In the U.K. it seems that most rail staff that I know have a general dislike towards Trainline. Is it the same in continental Europe, or do the staff not mind it as much?
In the U.K. it seems that most rail staff that I know have a general dislike towards Trainline. Is it the same in continental Europe, or do the staff not mind it as much?
Comments
What’s Trainline?
Why do they dislike it? Forgive my ignorance, but isn’t it just a ticket sales site?
I’m admittedly not rail staff but I’ve never heard of Trainline in my life
Never heard of this.
Whats the point of this? Looks less functional than booking on the official website or app of the railservice…
The /r/uktrains subreddit often has questions about fare disputes and half of them can be explained by “thetrainline fucked it”
Not rail staff, but you should probably have specified what “Trainline” is because I’ve never heard of it.
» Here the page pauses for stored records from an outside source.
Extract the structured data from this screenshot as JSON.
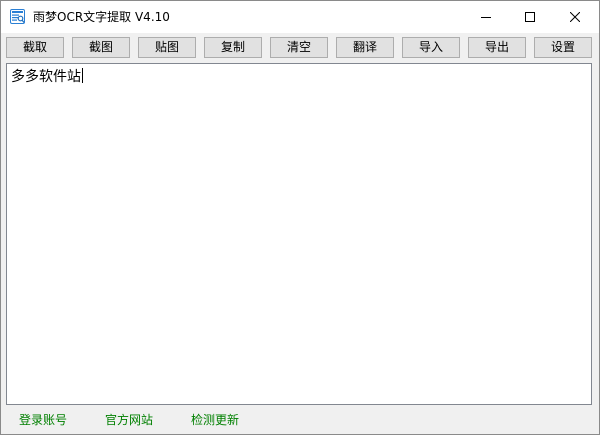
{
  "window": {
    "title": "雨梦OCR文字提取 V4.10",
    "app_icon": "ocr-app-icon",
    "controls": {
      "minimize_icon": "minimize-icon",
      "maximize_icon": "maximize-icon",
      "close_icon": "close-icon"
    }
  },
  "toolbar": {
    "buttons": [
      {
        "label": "截取"
      },
      {
        "label": "截图"
      },
      {
        "label": "贴图"
      },
      {
        "label": "复制"
      },
      {
        "label": "清空"
      },
      {
        "label": "翻译"
      },
      {
        "label": "导入"
      },
      {
        "label": "导出"
      },
      {
        "label": "设置"
      }
    ]
  },
  "editor": {
    "text": "多多软件站"
  },
  "status": {
    "links": [
      {
        "label": "登录账号"
      },
      {
        "label": "官方网站"
      },
      {
        "label": "检测更新"
      }
    ],
    "link_color": "#008000"
  }
}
Google tells me it’s like a skyscanner but for trains? But trying to search for something just turns up Flixbus and nothing else, no trains?
Either way, never heard of it, whenever I’ve needed to book European train ticket’s I’ve done it through DSB/SJ/VR/DB/Renfe etc. I generally don’t like to do third party for transportation, that includes trains, buses and planes.
Trainline is only a British thing just go to a company like northern or ScotRail to get the tickets to avoid the fee.
(From a French point of view) So I use Trainline at work to book my manager’s train. I prefer it from the SNCF website which is a total nightmare to use. Trainline is easy to navigate, straightforward, fast. I don’t know how me booking on trainline impact the rail staff as trainline provide me with a normal train ticket
I’m not a rail staff, but I’d rather check routes by the Man in Seat 61 (https://www.seat61.com/) and then look it up in various national rail websites.
Any country that isn’t maliciously stupid has a state-imposed fare distribution to begin with. You don’t pay the operator, you pay the transit agency and they refund the operator. This is because everyone who isn’t maliciously stupid knows by default that inconvenient public transportation defeats its own point.
While there are different companies (including UK National Rail) providing services on various train connections as contractors, all “public” train connections can be booked with the same Deutsche Bahn App, so there wouldn’t really be a point for an external app like Trainline.
I’ve certainly never heard of it before today and I doubt anyone really uses it here.
Trainline is funny because under the bonnet of the 15-odd franchised operators they all use the same ticketing and revenue system. I could go onto the East Midlands Railway website and book a journey on Great Western, a counter-intuitive comparison to in France where different branches of SNCF have their own ticket machines and tickets aren’t interchangable between them (e.g. beween SNCF Intercity and a regional service on the same route).
Their entire USP and the reason people still use them is because they’ve developed a better UI and can do split ticketing in places where this is a factor.
I can’t speak for rail staff but the prices you get are the same as what you get booking through the carrier. The whole site seems to be a marketing funnel for hotel bookings (where the money actually is) that uses rail trips as a hook.
This is like /r/USdefaultism but for UK – based on the replies nobody here in Europe has any inkling what Trainline is.
Why would you assume otherwise in the first place?